Doch da viele Dreamliner wegen verschiedener Probleme inzwischen schon seit geraumer Zeit nicht ausgeliefert werden können, ergibt sich für Kunden zunehmend die Möglichkeit, Kaufvereinbarungen nachzuverhandeln sowie Boeing mit Stornierungen zu drohen und teure Zugeständnisse abzuringen.

Zuletzt hatte Boeing rund 100 Dreamliner auf Lager, der Listenpreis pro Maschine liegt bei rund 250 Millionen Dollar.

Was konkret im Argen liegt, dazu halten sich sowohl Boeing als auch die FAA relativ bedeckt. Seit über einem Jahr gibt es Berichte über Untersuchungen der Aufsicht aufgrund womöglicher Produktionspannen und Kontrolldefizite. Im Februar ordnete die FAA Überprüfungen von rund 222 "Dreamlinern" an, weil die Gefahr von Schäden an sogenannten Dekompressionspaneelen zur Abtrennung des Passagierbereiches bestehe.

Der Defekt könnte der Behörde zufolge fatale Folgen haben, etwa wenn Luftfracht Feuer fängt. Inzwischen soll es jedoch auch um Konflikte beim Inspektionsverfahren zur Freigabe der Jets durch die FAA gehen.

Als Kernursache der Produktionpannen gilt ein rasanter Produktionshochlauf auf zwischenzeitlich 14 787 pro Monat. Im Werk Charleston traten zudem erhebliche Qualitäts- und Verarbeitungsmängel auf: Fehlerprotokolle reichen von schlampig montierten Sitzreihen über vergessene Werkzeuge bis hin zu scharfkantigen Metallstücken im Bereich sensibler Bordsysteme.

Vor der Krise schlugen sich Boeing und Rolls-Royce zudem mit den defektanfälligen Trent-1000-Triebwerken der 787 herum - zeitweise schränkten Behörden deswegen den ETOPS-Bewegungsradius der 787 deutlich ein. Rolls-Royce hat die Probleme inzwischem im Griff.

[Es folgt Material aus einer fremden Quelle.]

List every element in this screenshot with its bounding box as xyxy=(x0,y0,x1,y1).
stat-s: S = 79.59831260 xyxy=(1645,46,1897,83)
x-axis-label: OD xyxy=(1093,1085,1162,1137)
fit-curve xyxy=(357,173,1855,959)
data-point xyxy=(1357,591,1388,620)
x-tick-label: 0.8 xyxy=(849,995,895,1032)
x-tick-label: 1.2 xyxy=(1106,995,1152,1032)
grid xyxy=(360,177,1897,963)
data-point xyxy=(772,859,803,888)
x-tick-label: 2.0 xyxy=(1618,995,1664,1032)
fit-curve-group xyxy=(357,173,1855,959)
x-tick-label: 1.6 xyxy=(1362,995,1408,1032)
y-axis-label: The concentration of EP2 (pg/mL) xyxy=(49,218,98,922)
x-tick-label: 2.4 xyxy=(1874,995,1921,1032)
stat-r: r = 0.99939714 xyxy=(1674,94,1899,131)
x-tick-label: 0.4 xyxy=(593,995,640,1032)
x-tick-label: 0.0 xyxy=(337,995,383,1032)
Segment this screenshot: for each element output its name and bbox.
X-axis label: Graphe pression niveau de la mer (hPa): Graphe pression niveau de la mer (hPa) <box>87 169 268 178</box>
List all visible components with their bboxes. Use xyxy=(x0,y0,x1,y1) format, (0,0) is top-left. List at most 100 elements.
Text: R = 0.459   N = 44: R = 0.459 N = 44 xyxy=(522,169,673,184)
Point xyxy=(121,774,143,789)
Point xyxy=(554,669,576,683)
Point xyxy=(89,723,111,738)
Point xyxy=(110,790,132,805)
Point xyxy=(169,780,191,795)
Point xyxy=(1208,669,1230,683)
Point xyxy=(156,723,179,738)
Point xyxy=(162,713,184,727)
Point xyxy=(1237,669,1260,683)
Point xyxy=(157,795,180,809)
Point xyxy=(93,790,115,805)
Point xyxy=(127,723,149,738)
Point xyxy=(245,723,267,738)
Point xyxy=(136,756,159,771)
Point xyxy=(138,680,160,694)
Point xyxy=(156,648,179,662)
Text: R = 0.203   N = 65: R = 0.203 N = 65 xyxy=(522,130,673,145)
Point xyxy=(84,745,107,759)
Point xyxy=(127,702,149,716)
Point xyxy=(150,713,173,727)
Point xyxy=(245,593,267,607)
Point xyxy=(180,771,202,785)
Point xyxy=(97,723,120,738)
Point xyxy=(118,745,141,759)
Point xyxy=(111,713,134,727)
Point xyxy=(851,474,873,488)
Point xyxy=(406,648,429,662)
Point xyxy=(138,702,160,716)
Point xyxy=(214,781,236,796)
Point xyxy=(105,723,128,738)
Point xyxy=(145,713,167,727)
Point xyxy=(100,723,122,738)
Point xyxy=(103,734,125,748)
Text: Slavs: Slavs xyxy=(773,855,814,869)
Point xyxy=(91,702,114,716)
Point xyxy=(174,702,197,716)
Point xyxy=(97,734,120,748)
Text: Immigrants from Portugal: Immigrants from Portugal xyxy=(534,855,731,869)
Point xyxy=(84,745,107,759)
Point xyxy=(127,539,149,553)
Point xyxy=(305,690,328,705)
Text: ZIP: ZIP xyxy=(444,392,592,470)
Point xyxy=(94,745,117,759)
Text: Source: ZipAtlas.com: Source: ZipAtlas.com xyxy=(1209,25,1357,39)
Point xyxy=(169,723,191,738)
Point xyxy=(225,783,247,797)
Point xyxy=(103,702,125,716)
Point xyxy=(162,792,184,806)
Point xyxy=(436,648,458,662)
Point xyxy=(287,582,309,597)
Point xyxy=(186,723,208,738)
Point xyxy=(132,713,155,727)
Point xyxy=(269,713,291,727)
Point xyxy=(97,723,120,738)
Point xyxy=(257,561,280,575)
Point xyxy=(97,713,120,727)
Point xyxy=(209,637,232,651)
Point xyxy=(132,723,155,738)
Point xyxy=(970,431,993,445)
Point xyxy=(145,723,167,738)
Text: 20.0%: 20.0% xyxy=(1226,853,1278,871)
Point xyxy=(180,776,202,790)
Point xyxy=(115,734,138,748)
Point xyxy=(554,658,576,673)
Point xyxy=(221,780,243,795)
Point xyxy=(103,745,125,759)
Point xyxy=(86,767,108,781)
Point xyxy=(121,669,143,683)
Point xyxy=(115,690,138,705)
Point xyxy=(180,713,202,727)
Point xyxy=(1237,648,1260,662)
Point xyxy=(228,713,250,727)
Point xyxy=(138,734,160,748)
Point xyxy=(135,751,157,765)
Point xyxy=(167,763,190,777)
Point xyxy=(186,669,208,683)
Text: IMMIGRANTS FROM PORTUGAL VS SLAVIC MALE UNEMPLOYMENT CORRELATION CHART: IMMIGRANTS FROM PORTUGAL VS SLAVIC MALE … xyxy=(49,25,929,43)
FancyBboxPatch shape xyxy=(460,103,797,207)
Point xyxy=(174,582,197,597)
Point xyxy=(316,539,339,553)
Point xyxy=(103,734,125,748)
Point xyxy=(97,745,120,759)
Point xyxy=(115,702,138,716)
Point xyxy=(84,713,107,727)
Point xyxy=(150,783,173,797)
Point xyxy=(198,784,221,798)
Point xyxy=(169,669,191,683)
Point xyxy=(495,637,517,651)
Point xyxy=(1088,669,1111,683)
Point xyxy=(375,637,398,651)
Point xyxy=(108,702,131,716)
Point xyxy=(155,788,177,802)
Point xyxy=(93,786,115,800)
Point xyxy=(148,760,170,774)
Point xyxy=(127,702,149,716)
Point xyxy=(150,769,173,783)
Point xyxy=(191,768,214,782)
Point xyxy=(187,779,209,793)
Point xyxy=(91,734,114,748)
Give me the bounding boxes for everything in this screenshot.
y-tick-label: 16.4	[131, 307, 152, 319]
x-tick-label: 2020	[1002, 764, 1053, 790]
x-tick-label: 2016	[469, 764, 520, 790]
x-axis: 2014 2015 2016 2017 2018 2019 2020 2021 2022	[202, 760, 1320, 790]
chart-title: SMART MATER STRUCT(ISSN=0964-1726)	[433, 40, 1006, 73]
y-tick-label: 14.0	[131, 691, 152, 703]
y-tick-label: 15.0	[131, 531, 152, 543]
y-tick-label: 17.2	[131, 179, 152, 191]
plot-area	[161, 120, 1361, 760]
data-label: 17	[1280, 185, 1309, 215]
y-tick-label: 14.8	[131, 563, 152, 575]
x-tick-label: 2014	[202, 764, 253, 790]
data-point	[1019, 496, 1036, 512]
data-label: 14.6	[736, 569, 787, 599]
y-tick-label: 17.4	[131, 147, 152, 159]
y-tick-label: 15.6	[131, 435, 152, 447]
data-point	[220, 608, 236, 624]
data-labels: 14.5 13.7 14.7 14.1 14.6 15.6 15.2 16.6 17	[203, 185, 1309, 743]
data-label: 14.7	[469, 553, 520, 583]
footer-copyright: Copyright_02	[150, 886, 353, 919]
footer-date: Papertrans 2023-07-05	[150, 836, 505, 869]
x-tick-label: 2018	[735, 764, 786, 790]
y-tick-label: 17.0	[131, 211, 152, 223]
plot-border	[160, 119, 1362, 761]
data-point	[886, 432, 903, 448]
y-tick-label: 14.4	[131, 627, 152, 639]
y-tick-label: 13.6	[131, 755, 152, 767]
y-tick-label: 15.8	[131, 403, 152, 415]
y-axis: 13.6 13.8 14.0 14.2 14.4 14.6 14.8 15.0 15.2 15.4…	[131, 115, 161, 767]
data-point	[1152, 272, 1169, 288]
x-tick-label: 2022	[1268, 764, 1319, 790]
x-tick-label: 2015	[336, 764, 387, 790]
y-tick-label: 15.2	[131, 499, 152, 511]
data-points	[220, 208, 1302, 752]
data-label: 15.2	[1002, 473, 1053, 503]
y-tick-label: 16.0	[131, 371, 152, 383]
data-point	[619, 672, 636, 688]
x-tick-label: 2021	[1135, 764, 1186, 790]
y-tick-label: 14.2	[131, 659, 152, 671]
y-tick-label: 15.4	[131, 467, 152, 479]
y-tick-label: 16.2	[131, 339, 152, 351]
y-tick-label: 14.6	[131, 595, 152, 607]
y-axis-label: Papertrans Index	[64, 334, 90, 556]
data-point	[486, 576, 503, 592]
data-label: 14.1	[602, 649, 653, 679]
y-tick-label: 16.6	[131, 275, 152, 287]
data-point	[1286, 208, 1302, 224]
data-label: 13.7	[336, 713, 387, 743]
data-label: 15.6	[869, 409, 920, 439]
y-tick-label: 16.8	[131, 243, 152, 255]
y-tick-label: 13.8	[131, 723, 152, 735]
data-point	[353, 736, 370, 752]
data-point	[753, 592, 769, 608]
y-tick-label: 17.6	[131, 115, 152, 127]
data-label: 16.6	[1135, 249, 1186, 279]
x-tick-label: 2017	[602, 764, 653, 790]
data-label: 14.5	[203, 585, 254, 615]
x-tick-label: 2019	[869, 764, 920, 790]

Wegen ihrer Effizienz ist die 787 bei Airlines trotz allem beliebt. Lufthansa richtet in ihrer Interkontflotte Platz für 25 787-9 ein. Die ersten Dreamliner in den Farben des Kranichs werden im Winter am Drehkreuz Frankfurt stationiert. Als erstes 787-Ziel hat Lufthansa kürzlich die kanadische Metropole Toronto bestätigt.